Des partisans du salafiste Hazem Abou Ismaïl, candidat à la présidentielle égyptienne, au Caire.

Des partisans du salafiste Hazem Abou Ismaïl, candidat à la présidentielle égyptienne, au Caire. © AFP

 

Le salafiste Hazem Abou Ismaïl a déposé officiellement vendredi sa candidature pour l'élection présidentielle égyptienne, se rendant au siège de la commission électorale accompagné d'un important cortège.

 

Selon des témoins, des dizaines de véhicules avec à leur bord des partisans du candidat ultraconservateur sont partis d'une mosquée pour déposer les 30.000 parrainages d'électeurs nécessaires pour se présenter à la première présidentielle depuis la chute en février 2011 de Hosni Moubarak.

 

Devant la mosquée, ils ont scandé "Obama regarde, Cheikh Hazem est un grand savant", faisant référence au président américain Barack Obama.

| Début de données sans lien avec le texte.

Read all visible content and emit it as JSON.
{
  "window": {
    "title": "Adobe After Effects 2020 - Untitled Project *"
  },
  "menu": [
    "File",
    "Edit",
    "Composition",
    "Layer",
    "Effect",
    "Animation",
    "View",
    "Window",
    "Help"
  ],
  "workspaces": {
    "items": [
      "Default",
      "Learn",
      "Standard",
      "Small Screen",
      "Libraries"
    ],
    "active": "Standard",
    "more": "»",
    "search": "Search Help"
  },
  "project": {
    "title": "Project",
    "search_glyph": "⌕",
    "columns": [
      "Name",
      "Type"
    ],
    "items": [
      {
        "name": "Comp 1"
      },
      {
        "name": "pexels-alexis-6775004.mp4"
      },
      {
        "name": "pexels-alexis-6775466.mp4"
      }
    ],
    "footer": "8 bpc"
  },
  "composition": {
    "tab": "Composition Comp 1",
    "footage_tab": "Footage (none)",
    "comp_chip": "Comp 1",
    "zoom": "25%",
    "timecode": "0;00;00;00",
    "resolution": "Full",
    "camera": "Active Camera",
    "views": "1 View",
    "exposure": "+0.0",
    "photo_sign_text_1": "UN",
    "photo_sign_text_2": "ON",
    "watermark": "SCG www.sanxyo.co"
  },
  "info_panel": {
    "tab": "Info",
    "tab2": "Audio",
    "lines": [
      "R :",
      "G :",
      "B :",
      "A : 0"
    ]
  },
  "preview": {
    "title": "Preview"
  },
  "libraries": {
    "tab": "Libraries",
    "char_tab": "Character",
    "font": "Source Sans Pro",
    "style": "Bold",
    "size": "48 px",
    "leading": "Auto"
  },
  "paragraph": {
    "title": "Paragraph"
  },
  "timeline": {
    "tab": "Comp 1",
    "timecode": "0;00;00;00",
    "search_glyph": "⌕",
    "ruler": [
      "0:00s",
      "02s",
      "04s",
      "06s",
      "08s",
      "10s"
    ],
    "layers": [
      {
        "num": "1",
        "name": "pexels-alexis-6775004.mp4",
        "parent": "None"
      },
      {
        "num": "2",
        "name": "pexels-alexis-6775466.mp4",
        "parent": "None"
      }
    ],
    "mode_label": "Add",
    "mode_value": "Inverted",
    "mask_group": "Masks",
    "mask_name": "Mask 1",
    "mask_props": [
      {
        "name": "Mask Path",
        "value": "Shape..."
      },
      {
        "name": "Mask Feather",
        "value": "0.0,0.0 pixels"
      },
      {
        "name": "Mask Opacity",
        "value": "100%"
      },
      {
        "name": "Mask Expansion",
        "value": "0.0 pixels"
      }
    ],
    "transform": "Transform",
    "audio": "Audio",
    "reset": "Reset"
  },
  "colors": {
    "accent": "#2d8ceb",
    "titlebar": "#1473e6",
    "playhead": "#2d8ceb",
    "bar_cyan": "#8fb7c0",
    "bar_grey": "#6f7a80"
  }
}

Les portraits de M. Abou Ismaïl, partisan d'un islam rigoriste sur le modèle de celui prôné par l'Arabie saoudite, sont de plus en plus présents dans les rues du Caire.

 

Clore la transition

 

L'élection présidentielle, prévue les 23 et 24 mai, est censée clore une transition agitée, au cours de laquelle l'armée au pouvoir, portée aux nues pendant le soulèvement populaire de l'an dernier, est devenue la cible des militants ayant mené la révolte contre l'ancien régime.

M. Abou Ismaïl affrontera notamment l'ex-secrétaire général de la Ligue arabe Amr Moussa, l'ex-membre des Frères musulmans Abdel Moneim

Aboul Foutouh et Salim al-Awwa, de tendance islamiste.

 

Les partis représentés au Parlement, dominé par les islamistes, peuvent désigner un candidat.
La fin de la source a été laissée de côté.